= Ellnora Krannert =

Philanthropist

Ellnora Decker Krannert (May 20, 1890 - July 6, 1974) was a philanthropist with a passion for the arts, drama, dance, and music.

Ellnora was born in Noblesville, Indiana to Pheobe Katherine Spencer Decker and Philip Greene. She earned a bachelor's degree in music from Brenau College and was bestowed honorary doctorates in the humanities, law, fine arts, and music from University of Indianapolis, University of Evansville, Indiana University, and Butler University, respectively.

In 1919, she married Herman C. Krannert in Anderson, Indiana. They moved to Indianapolis in 1925 and founded the Inland Container Corporation.

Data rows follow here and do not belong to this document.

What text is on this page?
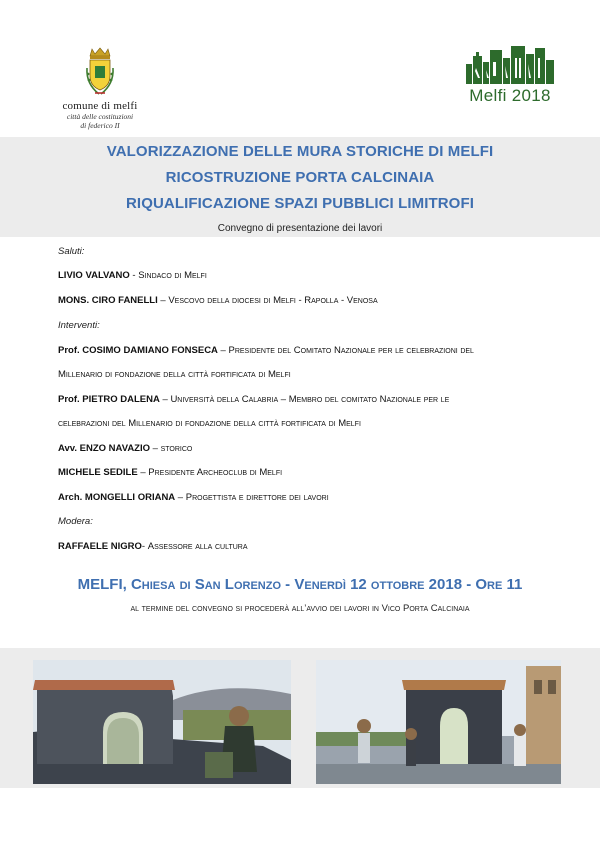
comune di melfi
città delle costituzioni
di federico II
Melfi 2018
VALORIZZAZIONE DELLE MURA STORICHE DI MELFI
RICOSTRUZIONE PORTA CALCINAIA
RIQUALIFICAZIONE SPAZI PUBBLICI LIMITROFI
Convegno di presentazione dei lavori
Saluti:
LIVIO VALVANO - Sindaco di Melfi
MONS. CIRO FANELLI – Vescovo della diocesi di Melfi - Rapolla - Venosa
Interventi:
Prof. COSIMO DAMIANO FONSECA – Presidente del Comitato Nazionale per le celebrazioni del
Millenario di fondazione della città fortificata di Melfi
Prof. PIETRO DALENA – Università della Calabria – Membro del comitato Nazionale per le
celebrazioni del Millenario di fondazione della città fortificata di Melfi
Avv. ENZO NAVAZIO – storico
MICHELE SEDILE – Presidente Archeoclub di Melfi
Arch. MONGELLI ORIANA – Progettista e direttore dei lavori
Modera:
RAFFAELE NIGRO- Assessore alla cultura
MELFI, Chiesa di San Lorenzo - Venerdì 12 ottobre 2018 - Ore 11
al termine del convegno si procederà all’avvio dei lavori in Vico Porta Calcinaia
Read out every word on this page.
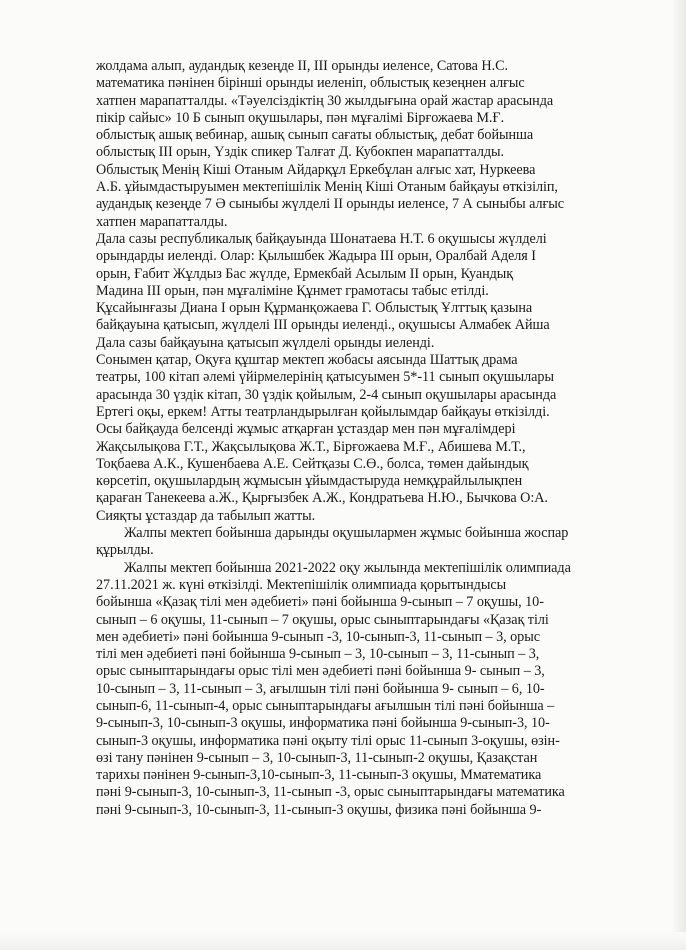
жолдама алып, аудандық кезеңде II, III орынды иеленсе, Сатова Н.С.
математика пәнінен бірінші орынды иеленіп, облыстық кезеңнен алғыс
хатпен марапатталды. «Тәуелсіздіктің 30 жылдығына орай жастар арасында
пікір сайыс» 10 Б сынып оқушылары, пән мұғалімі Бірғожаева М.Ғ.
облыстық ашық вебинар, ашық сынып сағаты облыстық, дебат бойынша
облыстық III орын, Үздік спикер Талғат Д. Кубокпен марапатталды.
Облыстық Менің Кіші Отаным Айдарқұл Еркебұлан алғыс хат, Нуркеева
А.Б. ұйымдастыруымен мектепішілік Менің Кіші Отаным байқауы өткізіліп,
аудандық кезеңде 7 Ә сыныбы жүлделі II орынды иеленсе, 7 А сыныбы алғыс
хатпен марапатталды.
Дала сазы республикалық байқауында Шонатаева Н.Т. 6 оқушысы жүлделі
орындарды иеленді. Олар: Қылышбек Жадыра III орын, Оралбай Аделя I
орын, Ғабит Жұлдыз Бас жүлде, Ермекбай Асылым II орын, Куандық
Мадина III орын, пән мұғаліміне Құнмет грамотасы табыс етілді.
Құсайынғазы Диана I орын Құрманқожаева Г. Облыстық Ұлттық қазына
байқауына қатысып, жүлделі III орынды иеленді., оқушысы Алмабек Айша
Дала сазы байқауына қатысып жүлделі орынды иеленді.
Сонымен қатар, Оқуға құштар мектеп жобасы аясында Шаттық драма
театры, 100 кітап әлемі үйірмелерінің қатысуымен 5*-11 сынып оқушылары
арасында 30 үздік кітап, 30 үздік қойылым, 2-4 сынып оқушылары арасында
Ертегі оқы, еркем! Атты театрландырылған қойылымдар байқауы өткізілді.
Осы байқауда белсенді жұмыс атқарған ұстаздар мен пән мұғалімдері
Жақсылықова Г.Т., Жақсылықова Ж.Т., Бірғожаева М.Ғ., Абишева М.Т.,
Тоқбаева А.К., Кушенбаева А.Е. Сейтқазы С.Ө., болса, төмен дайындық
көрсетіп, оқушылардың жұмысын ұйымдастыруда немқұрайлылықпен
қараған Танекеева а.Ж., Қырғызбек А.Ж., Кондратьева Н.Ю., Бычкова О:А.
Сияқты ұстаздар да табылып жатты.
Жалпы мектеп бойынша дарынды оқушылармен жұмыс бойынша жоспар
құрылды.
Жалпы мектеп бойынша 2021-2022 оқу жылында мектепішілік олимпиада
27.11.2021 ж. күні өткізілді. Мектепішілік олимпиада қорытындысы
бойынша «Қазақ тілі мен әдебиеті» пәні бойынша 9-сынып – 7 оқушы, 10-
сынып – 6 оқушы, 11-сынып – 7 оқушы, орыс сыныптарындағы «Қазақ тілі
мен әдебиеті» пәні бойынша 9-сынып -3, 10-сынып-3, 11-сынып – 3, орыс
тілі мен әдебиеті пәні бойынша 9-сынып – 3, 10-сынып – 3, 11-сынып – 3,
орыс сыныптарындағы орыс тілі мен әдебиеті пәні бойынша 9- сынып – 3,
10-сынып – 3, 11-сынып – 3, ағылшын тілі пәні бойынша 9- сынып – 6, 10-
сынып-6, 11-сынып-4, орыс сыныптарындағы ағылшын тілі пәні бойынша –
9-сынып-3, 10-сынып-3 оқушы, информатика пәні бойынша 9-сынып-3, 10-
сынып-3 оқушы, информатика пәні оқыту тілі орыс 11-сынып 3-оқушы, өзін-
өзі тану пәнінен 9-сынып – 3, 10-сынып-3, 11-сынып-2 оқушы, Қазақстан
тарихы пәнінен 9-сынып-3,10-сынып-3, 11-сынып-3 оқушы, Мматематика
пәні 9-сынып-3, 10-сынып-3, 11-сынып -3, орыс сыныптарындағы математика
пәні 9-сынып-3, 10-сынып-3, 11-сынып-3 оқушы, физика пәні бойынша 9-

Ellnora and Herman made several transformative gifts to the University of Illinois at Urbana-Champaign, where Herman had earned a mechanical engineering degree. Because of Ellnora's passion for the arts, the couple chose to support projects dedicated to those fields. She was committed to making the Midwest a center of culture and the arts as well as agriculture and industry. She and her husband gave funds to establish Krannert Art Museum, which opened in 1961, and Krannert Center for the Performing Arts, which opened in 1969. Ellnora contributed to the design of the Krannert Center and helped selecting colors, materials, and landscaping designs. Unhappy with having to wait on the street during the intermissions of Broadway performances, she urged architect Max Abramovitz to incorporate a large indoor space where crowd could gather, an aspect of the design that has been characterized as transformative in that the space functionally resembles a piazza or public square rather than a traditional lobby.

Ellnora Guitar Festival, named in her honor, is held biennially at Krannert Center.

Ellnora and Herman also made substantial gifts to hospitals, universities, and museums in Indiana. They established the Robert M. Moore Heart Clinic at Wishard Memorial Hospital in 1952. This became the Krannert Institute of Cardiology, and later the Krannert Cardiovascular Research Center, which is now part of the Indiana University School of Medicine. They also founded the Krannert Foundation and Krannert Charitable Trust. They established the Krannert School of Management and the Krannert Graduate School of Industrial Administration at Purdue University. At the Indianapolis Museum of Art, Krannert Pavilion was named in their honor.